New Orleans, in Louisiana, was the largest city in the Southern states during the American Civil War. It provided thousands of troops for the Confederate States Army, as well as several leading officers and generals. Its location near the mouth of the Mississippi River made the city an important and early target of the Union Army, which occupied the city for much of the war, interrupting its vital status as a port for export of cotton and other Southern-produced trade goods.

==Early war years==
The history of New Orleans is one of uninterrupted growth. In the 1850 census, New Orleans ranked as the 6th largest city in the United States, with a population reported as 168,675.〔1860 United States Census〕 It was the only city in the South with over 100,000 people. By 1840 New Orleans had the largest slave market in the nation, which contributed greatly to its wealth. During the antebellum years, two-thirds of the more than one million slaves who moved from the Upper South in forced migration to the Deep South were taken in the slave trade. Estimates are that the slaves generated an ancillary economy valued at 13.5 percent of the price per person, generating tens of billions of dollars through the years.〔Walter Johnson, ''Soul by Soul: Life Inside the Antebellum Slave Market'', pp.2 and 6〕
Antebellum New Orleans was the commercial heart of the Deep South, with cotton comprising fully half of the estimated $156,000,000 (in 1857 dollars) exports, followed by tobacco and sugar. Over half of all the cotton grown in the U.S. passed through the port of New Orleans (1.4 million bales), fully three times more than at the second-leading port of Mobile. The city also boasted a number of Federal buildings, including the New Orleans Mint, a branch of the United States Mint, and the U.S. Custom House.〔''Harper's Weekly'', February 16, 1861〕
Louisiana voted to secede from the Union on January 22, 1861. On January 29, the Secession Convention reconvened in New Orleans (it had earlier met in Baton Rouge) and passed an ordinance that allowed Federal employees to remain in their posts, but as employees of the state of Louisiana. In March, Louisiana accepted the Confederate States Constitution. The New Orleans Mint was seized; it was used during 1861 to produce Confederate coinage, particularly half-dollars. Since the dies were not changed, these are indistinguishable from 1861-O (the raised O indicating New Orleans) halves minted by the U.S. government. (Using a different reverse die, an unknown number of true Confederate half-dollars were minted, before the gold bullion ran out. See New Orleans Mint.)

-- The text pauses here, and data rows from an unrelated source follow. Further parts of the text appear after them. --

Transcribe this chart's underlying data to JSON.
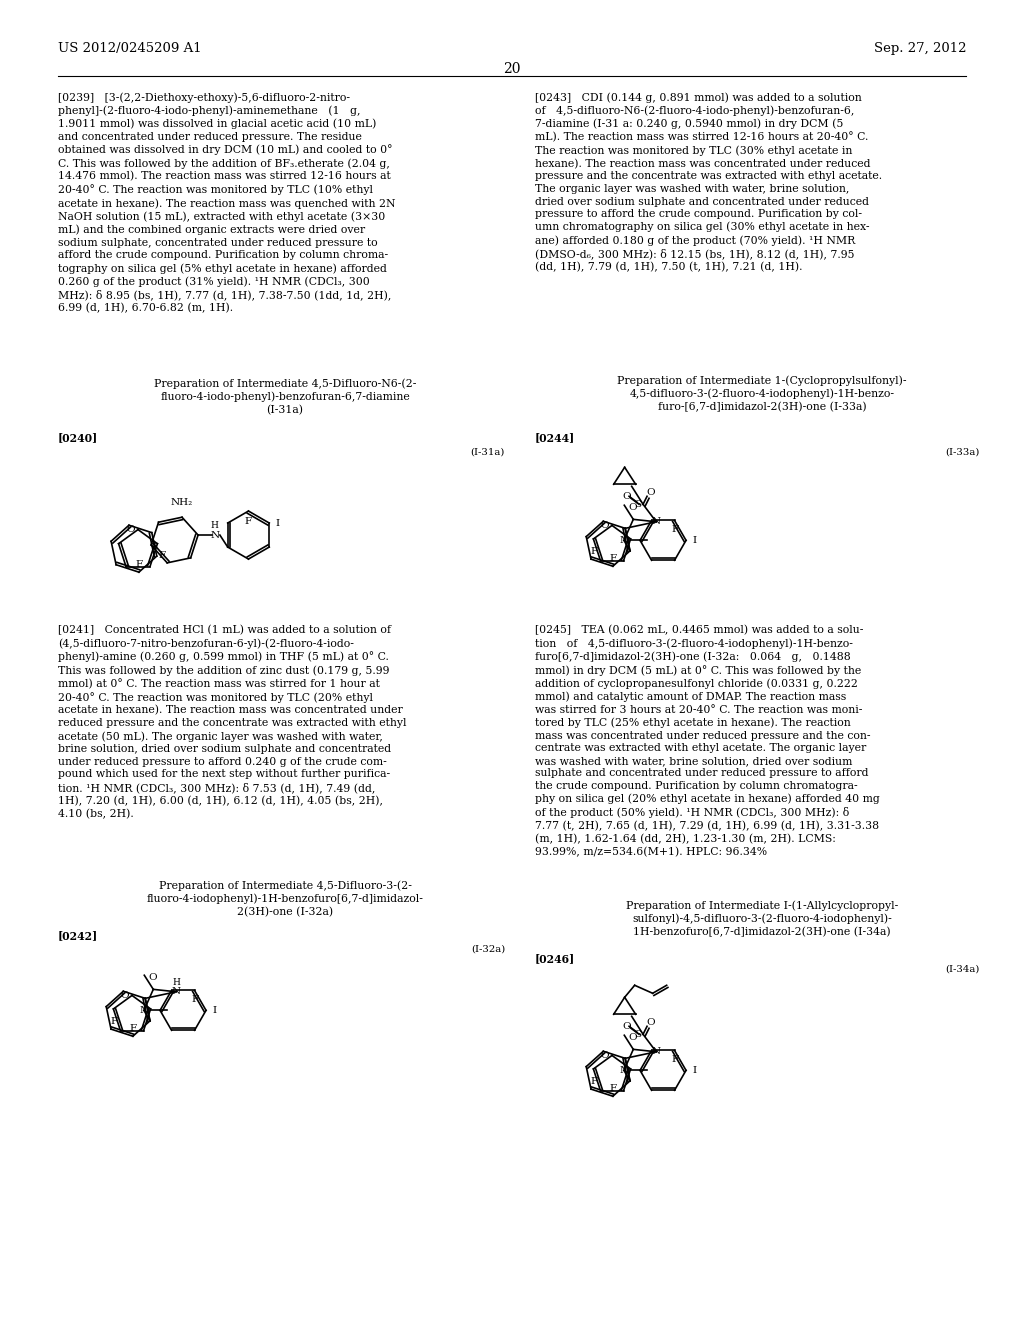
{
  "bg_color": "#ffffff",
  "header_left": "US 2012/0245209 A1",
  "header_right": "Sep. 27, 2012",
  "page_number": "20"
}
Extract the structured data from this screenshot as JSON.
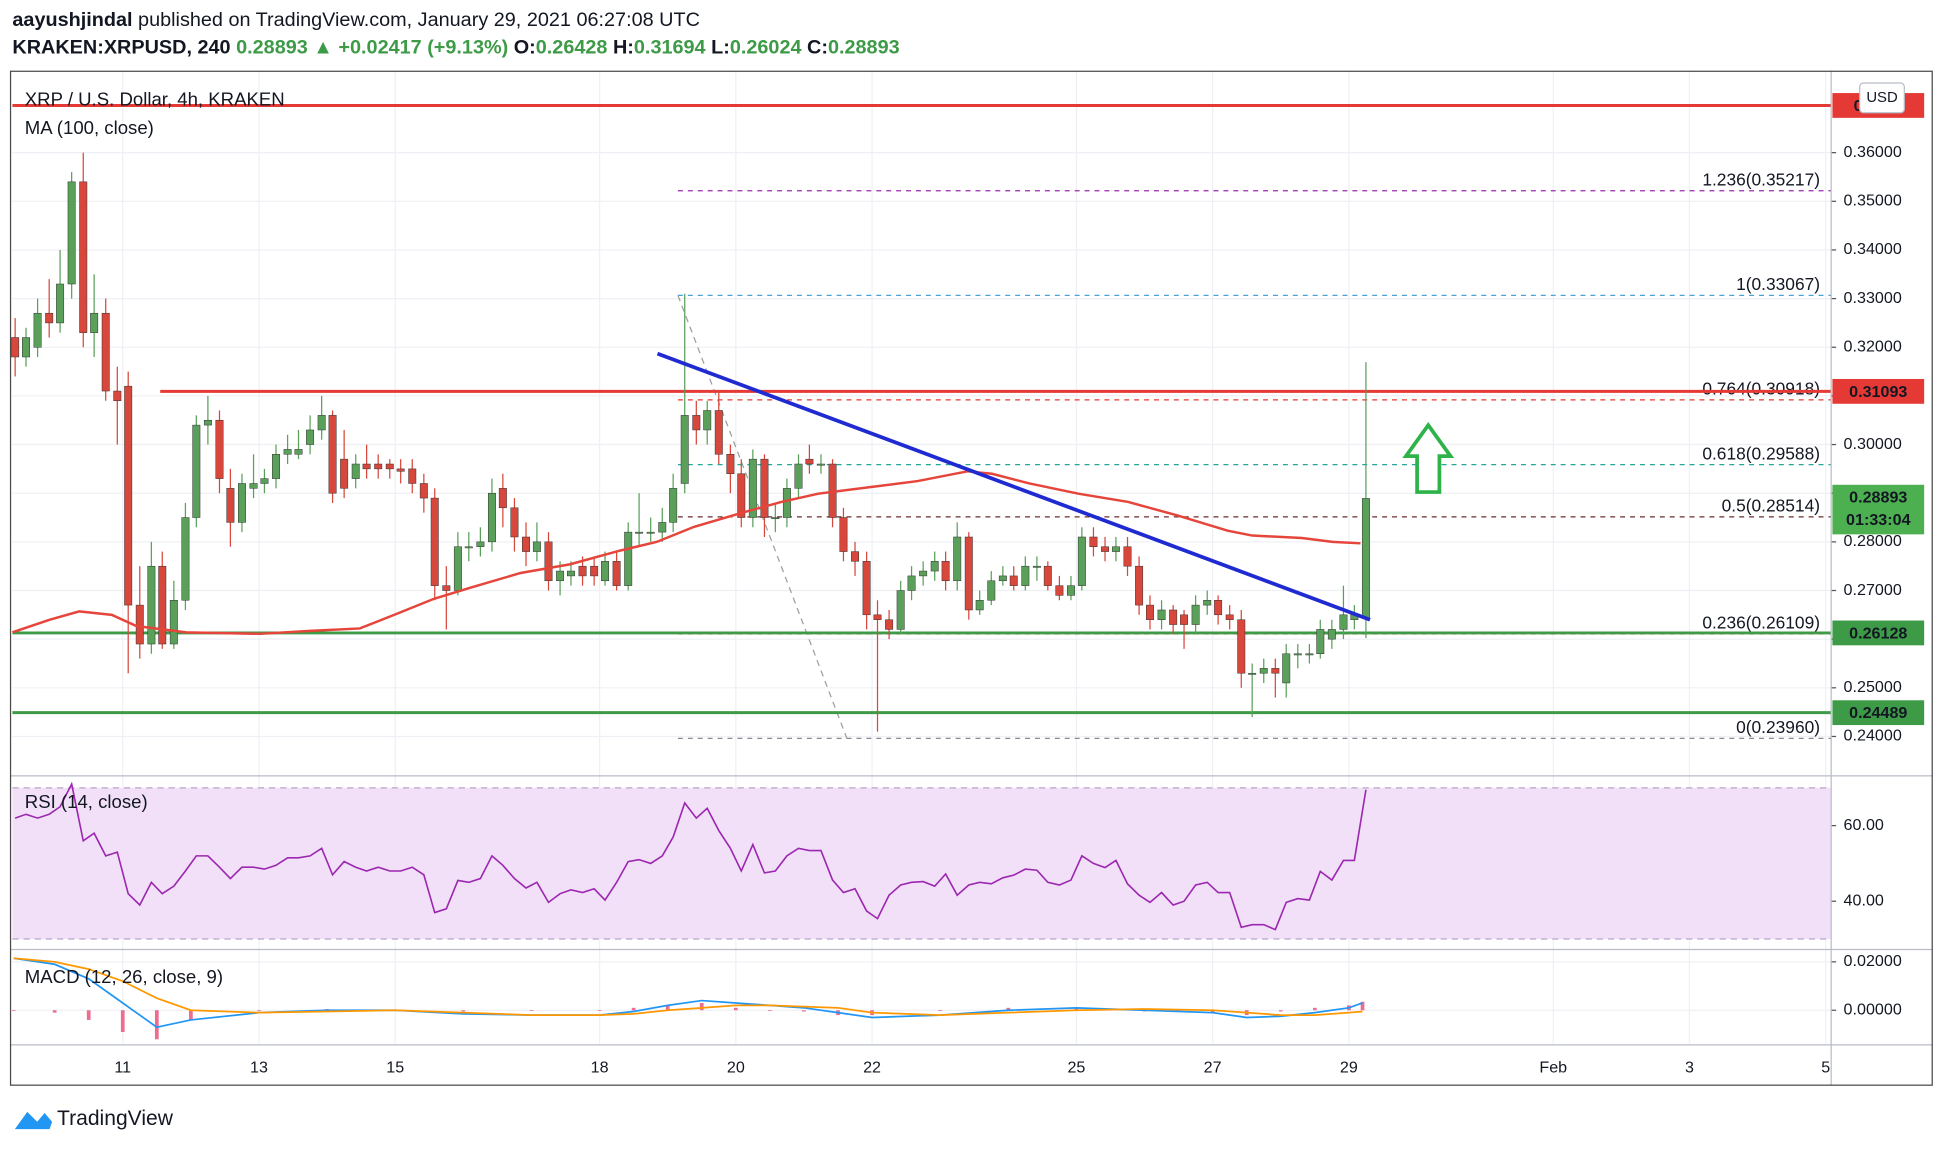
{
  "header": {
    "line1": [
      {
        "text": "aayushjindal",
        "bold": true,
        "color": "#131722"
      },
      {
        "text": " published on TradingView.com, January 29, 2021 06:27:08 UTC",
        "bold": false,
        "color": "#131722"
      }
    ],
    "line2": [
      {
        "text": "KRAKEN:XRPUSD, 240 ",
        "bold": true,
        "color": "#131722"
      },
      {
        "text": "0.28893 ▲ +0.02417 (+9.13%) ",
        "bold": true,
        "color": "#3d9b47"
      },
      {
        "text": "O:",
        "bold": true,
        "color": "#131722"
      },
      {
        "text": "0.26428 ",
        "bold": true,
        "color": "#3d9b47"
      },
      {
        "text": "H:",
        "bold": true,
        "color": "#131722"
      },
      {
        "text": "0.31694 ",
        "bold": true,
        "color": "#3d9b47"
      },
      {
        "text": "L:",
        "bold": true,
        "color": "#131722"
      },
      {
        "text": "0.26024 ",
        "bold": true,
        "color": "#3d9b47"
      },
      {
        "text": "C:",
        "bold": true,
        "color": "#131722"
      },
      {
        "text": "0.28893",
        "bold": true,
        "color": "#3d9b47"
      }
    ]
  },
  "footer": {
    "brand": "TradingView"
  },
  "chart_data": [
    {
      "type": "candlestick",
      "title": "XRP / U.S. Dollar, 4h, KRAKEN",
      "currency": "USD",
      "up_color": "#5aa05a",
      "down_color": "#d8473b",
      "grid": true,
      "x": [
        9.42,
        9.58,
        9.75,
        9.92,
        10.08,
        10.25,
        10.42,
        10.58,
        10.75,
        10.92,
        11.08,
        11.25,
        11.42,
        11.58,
        11.75,
        11.92,
        12.08,
        12.25,
        12.42,
        12.58,
        12.75,
        12.92,
        13.08,
        13.25,
        13.42,
        13.58,
        13.75,
        13.92,
        14.08,
        14.25,
        14.42,
        14.58,
        14.75,
        14.92,
        15.08,
        15.25,
        15.42,
        15.58,
        15.75,
        15.92,
        16.08,
        16.25,
        16.42,
        16.58,
        16.75,
        16.92,
        17.08,
        17.25,
        17.42,
        17.58,
        17.75,
        17.92,
        18.08,
        18.25,
        18.42,
        18.58,
        18.75,
        18.92,
        19.08,
        19.25,
        19.42,
        19.58,
        19.75,
        19.92,
        20.08,
        20.25,
        20.42,
        20.58,
        20.75,
        20.92,
        21.08,
        21.25,
        21.42,
        21.58,
        21.75,
        21.92,
        22.08,
        22.25,
        22.42,
        22.58,
        22.75,
        22.92,
        23.08,
        23.25,
        23.42,
        23.58,
        23.75,
        23.92,
        24.08,
        24.25,
        24.42,
        24.58,
        24.75,
        24.92,
        25.08,
        25.25,
        25.42,
        25.58,
        25.75,
        25.92,
        26.08,
        26.25,
        26.42,
        26.58,
        26.75,
        26.92,
        27.08,
        27.25,
        27.42,
        27.58,
        27.75,
        27.92,
        28.08,
        28.25,
        28.42,
        28.58,
        28.75,
        28.92,
        29.08,
        29.25
      ],
      "open": [
        0.322,
        0.318,
        0.32,
        0.327,
        0.325,
        0.333,
        0.354,
        0.323,
        0.327,
        0.311,
        0.312,
        0.267,
        0.259,
        0.275,
        0.259,
        0.268,
        0.285,
        0.304,
        0.305,
        0.291,
        0.284,
        0.291,
        0.292,
        0.293,
        0.298,
        0.298,
        0.3,
        0.303,
        0.306,
        0.297,
        0.293,
        0.296,
        0.296,
        0.296,
        0.295,
        0.295,
        0.292,
        0.289,
        0.271,
        0.27,
        0.279,
        0.279,
        0.28,
        0.291,
        0.287,
        0.281,
        0.278,
        0.28,
        0.272,
        0.273,
        0.275,
        0.275,
        0.272,
        0.276,
        0.271,
        0.282,
        0.282,
        0.282,
        0.284,
        0.292,
        0.306,
        0.303,
        0.307,
        0.298,
        0.294,
        0.285,
        0.297,
        0.285,
        0.285,
        0.291,
        0.297,
        0.296,
        0.296,
        0.285,
        0.278,
        0.276,
        0.265,
        0.264,
        0.262,
        0.27,
        0.273,
        0.274,
        0.276,
        0.272,
        0.281,
        0.266,
        0.268,
        0.272,
        0.273,
        0.271,
        0.275,
        0.275,
        0.271,
        0.269,
        0.271,
        0.281,
        0.279,
        0.278,
        0.279,
        0.275,
        0.267,
        0.264,
        0.266,
        0.265,
        0.263,
        0.267,
        0.268,
        0.265,
        0.264,
        0.253,
        0.253,
        0.254,
        0.251,
        0.257,
        0.257,
        0.257,
        0.26,
        0.262,
        0.264,
        0.26428
      ],
      "high": [
        0.326,
        0.324,
        0.33,
        0.334,
        0.34,
        0.356,
        0.36,
        0.335,
        0.33,
        0.316,
        0.315,
        0.275,
        0.28,
        0.278,
        0.272,
        0.288,
        0.306,
        0.31,
        0.307,
        0.295,
        0.294,
        0.298,
        0.295,
        0.3,
        0.302,
        0.303,
        0.306,
        0.31,
        0.307,
        0.303,
        0.298,
        0.3,
        0.298,
        0.297,
        0.297,
        0.297,
        0.294,
        0.291,
        0.275,
        0.282,
        0.282,
        0.283,
        0.293,
        0.294,
        0.289,
        0.284,
        0.284,
        0.282,
        0.276,
        0.276,
        0.277,
        0.277,
        0.278,
        0.278,
        0.284,
        0.29,
        0.285,
        0.287,
        0.294,
        0.331,
        0.309,
        0.309,
        0.311,
        0.3,
        0.297,
        0.299,
        0.298,
        0.288,
        0.293,
        0.298,
        0.3,
        0.298,
        0.297,
        0.287,
        0.28,
        0.278,
        0.268,
        0.266,
        0.272,
        0.275,
        0.276,
        0.278,
        0.278,
        0.284,
        0.282,
        0.27,
        0.274,
        0.275,
        0.275,
        0.277,
        0.277,
        0.276,
        0.273,
        0.273,
        0.283,
        0.283,
        0.281,
        0.281,
        0.281,
        0.277,
        0.269,
        0.268,
        0.267,
        0.266,
        0.269,
        0.27,
        0.269,
        0.267,
        0.266,
        0.255,
        0.256,
        0.256,
        0.259,
        0.259,
        0.259,
        0.264,
        0.264,
        0.271,
        0.267,
        0.31694
      ],
      "low": [
        0.314,
        0.316,
        0.318,
        0.322,
        0.323,
        0.33,
        0.32,
        0.318,
        0.309,
        0.3,
        0.253,
        0.256,
        0.257,
        0.258,
        0.258,
        0.266,
        0.283,
        0.3,
        0.29,
        0.279,
        0.282,
        0.289,
        0.29,
        0.291,
        0.296,
        0.297,
        0.298,
        0.301,
        0.288,
        0.289,
        0.291,
        0.293,
        0.293,
        0.293,
        0.292,
        0.29,
        0.286,
        0.268,
        0.262,
        0.269,
        0.276,
        0.277,
        0.278,
        0.283,
        0.278,
        0.275,
        0.276,
        0.27,
        0.269,
        0.271,
        0.271,
        0.271,
        0.271,
        0.27,
        0.27,
        0.279,
        0.28,
        0.28,
        0.282,
        0.29,
        0.3,
        0.3,
        0.296,
        0.29,
        0.283,
        0.283,
        0.281,
        0.282,
        0.283,
        0.289,
        0.294,
        0.294,
        0.283,
        0.276,
        0.273,
        0.262,
        0.241,
        0.26,
        0.261,
        0.268,
        0.271,
        0.272,
        0.27,
        0.27,
        0.264,
        0.265,
        0.267,
        0.271,
        0.27,
        0.27,
        0.272,
        0.27,
        0.268,
        0.268,
        0.27,
        0.277,
        0.276,
        0.276,
        0.273,
        0.265,
        0.262,
        0.262,
        0.261,
        0.258,
        0.261,
        0.265,
        0.263,
        0.262,
        0.25,
        0.244,
        0.251,
        0.248,
        0.248,
        0.254,
        0.255,
        0.256,
        0.258,
        0.26,
        0.262,
        0.26024
      ],
      "close": [
        0.318,
        0.322,
        0.327,
        0.325,
        0.333,
        0.354,
        0.323,
        0.327,
        0.311,
        0.309,
        0.267,
        0.259,
        0.275,
        0.259,
        0.268,
        0.285,
        0.304,
        0.305,
        0.293,
        0.284,
        0.292,
        0.292,
        0.293,
        0.298,
        0.299,
        0.299,
        0.303,
        0.306,
        0.29,
        0.291,
        0.296,
        0.295,
        0.295,
        0.295,
        0.2945,
        0.292,
        0.289,
        0.271,
        0.27,
        0.279,
        0.279,
        0.28,
        0.29,
        0.287,
        0.281,
        0.278,
        0.28,
        0.272,
        0.274,
        0.274,
        0.273,
        0.273,
        0.276,
        0.271,
        0.282,
        0.282,
        0.282,
        0.284,
        0.291,
        0.306,
        0.303,
        0.307,
        0.298,
        0.294,
        0.285,
        0.297,
        0.285,
        0.285,
        0.291,
        0.296,
        0.296,
        0.296,
        0.285,
        0.278,
        0.276,
        0.265,
        0.264,
        0.262,
        0.27,
        0.273,
        0.274,
        0.276,
        0.272,
        0.281,
        0.266,
        0.268,
        0.272,
        0.273,
        0.271,
        0.275,
        0.275,
        0.271,
        0.269,
        0.271,
        0.281,
        0.279,
        0.278,
        0.279,
        0.275,
        0.267,
        0.264,
        0.266,
        0.263,
        0.263,
        0.267,
        0.268,
        0.265,
        0.264,
        0.253,
        0.253,
        0.254,
        0.253,
        0.257,
        0.257,
        0.257,
        0.262,
        0.262,
        0.265,
        0.265,
        0.28893
      ],
      "xlim": [
        9.38,
        36.08
      ],
      "xticks": [
        11,
        13,
        15,
        18,
        20,
        22,
        25,
        27,
        29,
        {
          "value": 32,
          "label": "Feb"
        },
        {
          "value": 34,
          "label": "3"
        },
        {
          "value": 36,
          "label": "5"
        }
      ],
      "ylim": [
        0.2324,
        0.3766
      ],
      "yticks": [
        {
          "value": 0.24,
          "label": "0.24000"
        },
        {
          "value": 0.25,
          "label": "0.25000"
        },
        {
          "value": 0.26,
          "label": "0.26000"
        },
        {
          "value": 0.27,
          "label": "0.27000"
        },
        {
          "value": 0.28,
          "label": "0.28000"
        },
        {
          "value": 0.29,
          "label": "0.29000"
        },
        {
          "value": 0.3,
          "label": "0.30000"
        },
        {
          "value": 0.31,
          "label": "0.31000"
        },
        {
          "value": 0.32,
          "label": "0.32000"
        },
        {
          "value": 0.33,
          "label": "0.33000"
        },
        {
          "value": 0.34,
          "label": "0.34000"
        },
        {
          "value": 0.35,
          "label": "0.35000"
        },
        {
          "value": 0.36,
          "label": "0.36000"
        }
      ],
      "overlays": [
        {
          "name": "MA (100, close)",
          "color": "#e5453b",
          "x": [
            9.38,
            9.93,
            10.36,
            10.84,
            11.2,
            11.93,
            13.02,
            13.75,
            14.48,
            15.02,
            15.57,
            16.11,
            16.84,
            17.57,
            18.3,
            18.84,
            19.39,
            20.12,
            20.67,
            21.21,
            21.94,
            22.67,
            23.4,
            23.76,
            24.31,
            25.03,
            25.76,
            26.49,
            27.22,
            27.58,
            28.31,
            28.76,
            29.17
          ],
          "values": [
            0.2614,
            0.264,
            0.2657,
            0.265,
            0.2627,
            0.2614,
            0.2611,
            0.2617,
            0.2622,
            0.2652,
            0.2683,
            0.2706,
            0.2736,
            0.2754,
            0.2782,
            0.28,
            0.2831,
            0.2861,
            0.2882,
            0.2899,
            0.2912,
            0.2925,
            0.2945,
            0.294,
            0.292,
            0.2899,
            0.2882,
            0.2854,
            0.2823,
            0.2813,
            0.2808,
            0.28,
            0.2797
          ]
        }
      ],
      "trendline": {
        "color": "#1f2bd1",
        "x": [
          18.85,
          29.31
        ],
        "values": [
          0.3187,
          0.264
        ]
      },
      "levels": [
        {
          "value": 0.3697,
          "color": "#e53935",
          "x_start": 9.38
        },
        {
          "value": 0.31093,
          "color": "#e53935",
          "x_start": 11.55
        },
        {
          "value": 0.26128,
          "color": "#3d9b47",
          "x_start": 9.38
        },
        {
          "value": 0.24489,
          "color": "#3d9b47",
          "x_start": 9.38
        }
      ],
      "fib": {
        "x_start": 19.15,
        "trend": {
          "x": [
            19.15,
            21.63
          ],
          "values": [
            0.33067,
            0.2396
          ]
        },
        "levels": [
          {
            "value": 0.35217,
            "label": "1.236(0.35217)",
            "color": "#9c27b0"
          },
          {
            "value": 0.33067,
            "label": "1(0.33067)",
            "color": "#4aa3d6"
          },
          {
            "value": 0.30918,
            "label": "0.764(0.30918)",
            "color": "#e53935"
          },
          {
            "value": 0.29588,
            "label": "0.618(0.29588)",
            "color": "#26a69a"
          },
          {
            "value": 0.28514,
            "label": "0.5(0.28514)",
            "color": "#6d2d2d"
          },
          {
            "value": 0.26109,
            "label": "0.236(0.26109)",
            "color": "#e53935"
          },
          {
            "value": 0.2396,
            "label": "0(0.23960)",
            "color": "#8a8a8a"
          }
        ]
      },
      "last_price": {
        "value": 0.28893,
        "countdown": "01:33:04",
        "color": "#4caf50"
      }
    },
    {
      "type": "line",
      "title": "RSI (14, close)",
      "color": "#9c27b0",
      "band": [
        30,
        70
      ],
      "band_color": "#f1e0f7",
      "values": [
        62,
        63,
        62,
        63,
        65,
        71,
        56,
        58,
        52,
        53,
        42,
        39,
        45,
        42,
        44,
        48,
        52,
        52,
        49,
        46,
        49,
        49,
        48.5,
        49.5,
        51.5,
        51.5,
        52,
        54,
        47,
        50.5,
        49,
        48,
        49,
        48,
        48,
        49,
        47,
        37,
        38,
        45.5,
        45,
        46,
        52,
        49.5,
        46,
        43.5,
        45,
        39.7,
        42,
        43,
        42.3,
        43.3,
        40.3,
        45,
        50.5,
        51,
        50,
        52,
        57,
        66,
        62,
        64.6,
        58.7,
        54,
        48,
        55,
        47.5,
        48,
        52,
        54,
        53.4,
        53.4,
        45.6,
        42.3,
        43.3,
        37.4,
        35.4,
        41.6,
        44.3,
        45,
        45.2,
        44,
        47.2,
        41.6,
        44.3,
        45,
        44.6,
        46.2,
        46.9,
        48.5,
        48.2,
        45,
        44.3,
        45.6,
        52,
        50,
        48.9,
        50.8,
        44.6,
        41.6,
        39.7,
        42.3,
        39,
        40,
        44.3,
        45,
        42.3,
        42.3,
        33.1,
        33.8,
        33.8,
        32.5,
        39.7,
        40.7,
        40.3,
        47.9,
        45.6,
        50.8,
        50.8,
        69.5
      ],
      "ylim": [
        27.9,
        72.5
      ],
      "yticks": [
        {
          "value": 40,
          "label": "40.00"
        },
        {
          "value": 60,
          "label": "60.00"
        }
      ]
    },
    {
      "type": "line",
      "title": "MACD (12, 26, close, 9)",
      "x": [
        9.4,
        10,
        10.5,
        11,
        11.5,
        12,
        13,
        14,
        15,
        16,
        17,
        18,
        18.5,
        19,
        19.5,
        20,
        20.5,
        21,
        21.5,
        22,
        23,
        24,
        25,
        26,
        27,
        27.5,
        28,
        28.5,
        29,
        29.2
      ],
      "series": [
        {
          "color": "#2196f3",
          "values": [
            0.0215,
            0.019,
            0.013,
            0.003,
            -0.007,
            -0.004,
            -0.001,
            0,
            0,
            -0.0015,
            -0.002,
            -0.002,
            -0.0005,
            0.002,
            0.004,
            0.003,
            0.002,
            0.001,
            -0.001,
            -0.003,
            -0.002,
            0,
            0.001,
            0,
            -0.001,
            -0.003,
            -0.0025,
            -0.001,
            0.001,
            0.003
          ]
        },
        {
          "color": "#ff9800",
          "values": [
            0.0215,
            0.02,
            0.017,
            0.012,
            0.005,
            0,
            -0.001,
            -0.0005,
            0,
            -0.001,
            -0.002,
            -0.002,
            -0.0015,
            0,
            0.001,
            0.002,
            0.002,
            0.0015,
            0.001,
            -0.001,
            -0.002,
            -0.001,
            0,
            0.0005,
            0,
            -0.001,
            -0.002,
            -0.002,
            -0.001,
            -0.0005
          ]
        }
      ],
      "histogram": {
        "color": "#ec6d8f",
        "values": [
          0,
          -0.001,
          -0.004,
          -0.009,
          -0.012,
          -0.004,
          0,
          0.0005,
          0,
          -0.0005,
          0,
          0,
          0.001,
          0.002,
          0.003,
          0.001,
          0,
          -0.0005,
          -0.002,
          -0.002,
          0,
          0.001,
          0.001,
          -0.0005,
          -0.001,
          -0.002,
          -0.0005,
          0.001,
          0.002,
          0.0035
        ]
      },
      "ylim": [
        -0.0138,
        0.0241
      ],
      "yticks": [
        {
          "value": 0.02,
          "label": "0.02000"
        },
        {
          "value": 0,
          "label": "0.00000"
        }
      ]
    }
  ]
}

New Orleans soon became a major source of troops, armament, and supplies to the Confederate States Army. Among the early responders to the call for troops was the "Washington Artillery," a pre-war militia artillery company that later formed the nucleus of a battalion in the Army of Northern Virginia. In January 1862, men from the free black community of New Orleans formed a regiment of Confederate soldiers called the Louisiana Native Guard. Although they were denied battle participation, the Confederate Army used the Guard to defend various entrenchments around New Orleans. Several area residents soon rose to prominence in this Army, including P.G.T. Beauregard, Braxton Bragg, Albert G. Blanchard, and Harry T. Hays, the commander of the famed Louisiana Tigers infantry brigade which included a large contingent of Irish American New Orleanians.
The city was initially the site of a Confederate States Navy ordnance depot. New Orleans shipfitters produced some innovative warships, including the ''CSS Manassas'' (an early ironclad), as well as two submarines (the Bayou St. John submarine and the ''Pioneer'') which did not see action before the fall of the city. The Confederate Navy actively defended the lower reaches of the Mississippi River, during the Battle of the Head of Passes.
Early in the Civil War, New Orleans became a prime target for the Union Army and Navy. The U.S. War Department planned a major attack to seize control of the city and its vital port, to choke off a major source of income and supplies for the fledgling Confederacy.